Tony Neves, em Maputo
Moçambique gravou em mim, mais uma vez, sorrisos sem conta. Percorri uma parte do país, começando e acabando em Maputo e passando por Nampula e Nacala. Foi uma viagem cheia de encontros. As pessoas com quem estive acolheram-me de braços abertos e sorrisos rasgados. O ‘tá-tá’ das crianças do interior de Nacala ainda ecoa nos meus ouvidos como saudação feliz. Fico sempre marcado pela fé e coragem deste povo. As celebrações enchem-me a alma, de tão participadas, tão bem celebradas, sempre com cantos vivos e danças a marcar o ritmo de cada momento. É este o Moçambique que me fascina e que abre portas a um futuro melhor.
Mas (e é pena haver sempre ‘mas’…) também encontrei sinais menos, desde o desenvolvimento que não acontece nos interiores abandonados do país, vitimando quantos são obrigados a sobreviver em periferias sem condições de vida digna. Também continuam a repetir-se estórias de corrupção que desgraçam este povo. A educação, fora das grandes cidades, está mal e a saúde pior. Para agravar, as medidas de defesa contra a covid 19 prejudicaram boa parte do povo e os ciclones vêm visitar esta terra com mais frequência e intensidade, levando tudo na frente. Tal aconteceu com o Idaí (mais no corredor da Beira) e Keneth (mais em Cabo Delgado) em 2019 e, em Março passado, o Gombe que fez muitos estragos no corredor Nampula-Nacala. Pude ver, ao longo das estradas e nas aldeias, sinais claros desta passagem violenta do ciclone que destruiu casas, levou telhados pelo ar, arrancou árvores, arrasou colheitas e, sobretudo, semeou o pânico entre a população.

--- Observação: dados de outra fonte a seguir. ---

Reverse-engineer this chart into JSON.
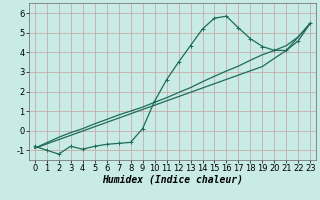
{
  "xlabel": "Humidex (Indice chaleur)",
  "ylabel": "",
  "x": [
    0,
    1,
    2,
    3,
    4,
    5,
    6,
    7,
    8,
    9,
    10,
    11,
    12,
    13,
    14,
    15,
    16,
    17,
    18,
    19,
    20,
    21,
    22,
    23
  ],
  "y_main": [
    -0.8,
    -1.0,
    -1.2,
    -0.8,
    -0.95,
    -0.8,
    -0.7,
    -0.65,
    -0.6,
    0.1,
    1.5,
    2.6,
    3.5,
    4.35,
    5.2,
    5.75,
    5.85,
    5.25,
    4.7,
    4.3,
    4.1,
    4.1,
    4.6,
    5.5
  ],
  "y_line1": [
    -0.9,
    -0.68,
    -0.46,
    -0.24,
    -0.02,
    0.2,
    0.42,
    0.64,
    0.86,
    1.08,
    1.3,
    1.52,
    1.74,
    1.96,
    2.18,
    2.4,
    2.62,
    2.84,
    3.06,
    3.28,
    3.7,
    4.1,
    4.8,
    5.5
  ],
  "y_line2": [
    -0.9,
    -0.62,
    -0.34,
    -0.1,
    0.1,
    0.35,
    0.57,
    0.8,
    1.0,
    1.2,
    1.45,
    1.68,
    1.95,
    2.2,
    2.5,
    2.78,
    3.05,
    3.3,
    3.6,
    3.88,
    4.1,
    4.35,
    4.8,
    5.5
  ],
  "bg_color": "#c8ebe6",
  "grid_color": "#c8a0a0",
  "line_color": "#1e6b5a",
  "marker": "+",
  "ylim": [
    -1.5,
    6.5
  ],
  "xlim": [
    -0.5,
    23.5
  ],
  "yticks": [
    -1,
    0,
    1,
    2,
    3,
    4,
    5,
    6
  ],
  "xticks": [
    0,
    1,
    2,
    3,
    4,
    5,
    6,
    7,
    8,
    9,
    10,
    11,
    12,
    13,
    14,
    15,
    16,
    17,
    18,
    19,
    20,
    21,
    22,
    23
  ],
  "linewidth": 0.9,
  "markersize": 3.5,
  "tick_fontsize": 6,
  "xlabel_fontsize": 7
}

A situação no norte do país, sobretudo na Província de Cabo Delgado, é cada vez mais preocupante. Bandos armados, ligados a grupos fundamentalistas islâmicos, continuam a recrutar na região e intensificam ataques, cujo objectivo é muito pouco claro. O povo levanta hipóteses variadas, mas a única coisa que se sabe é que as populações são obrigadas a fugir, abandonando as terras que as viram nascer e as ‘machambas’ (campos) onde cultivavam o pão de cada dia. Esse é o sinal mais visível de uma tragédia humanitária sem fim à vista, em recrudescimento, sem que as autoridades locais se sintam com capacidade de controlar os bandos armados e pôr fim a esta situação insustentável. D. Inácio Sauré, Arcebispo de Nampula, partilhava-me a sua preocupação com a vaga de deslocados que chegaram a esta cidade, obrigando a diocese a criar centros de acolhimento que necessitam de muito apoio humanitário. Também D. Alberto Vera, Bispo de Nacala, partilhou a mesma preocupação, até porque são numerosos os grupos de pessoas que chegam a esta cidade portuária e a missões e paróquias do interior da diocese. Ambos salientaram a hospitalidade das populações locais, uma vez que a maioria das pessoas deslocadas acabam por ser acolhidas por famílias e amigos. Os centros de acolhimento a deslocados ainda recebem uns milhares, mas a percentagem é mínima. Isto diz bem da alma deste povo.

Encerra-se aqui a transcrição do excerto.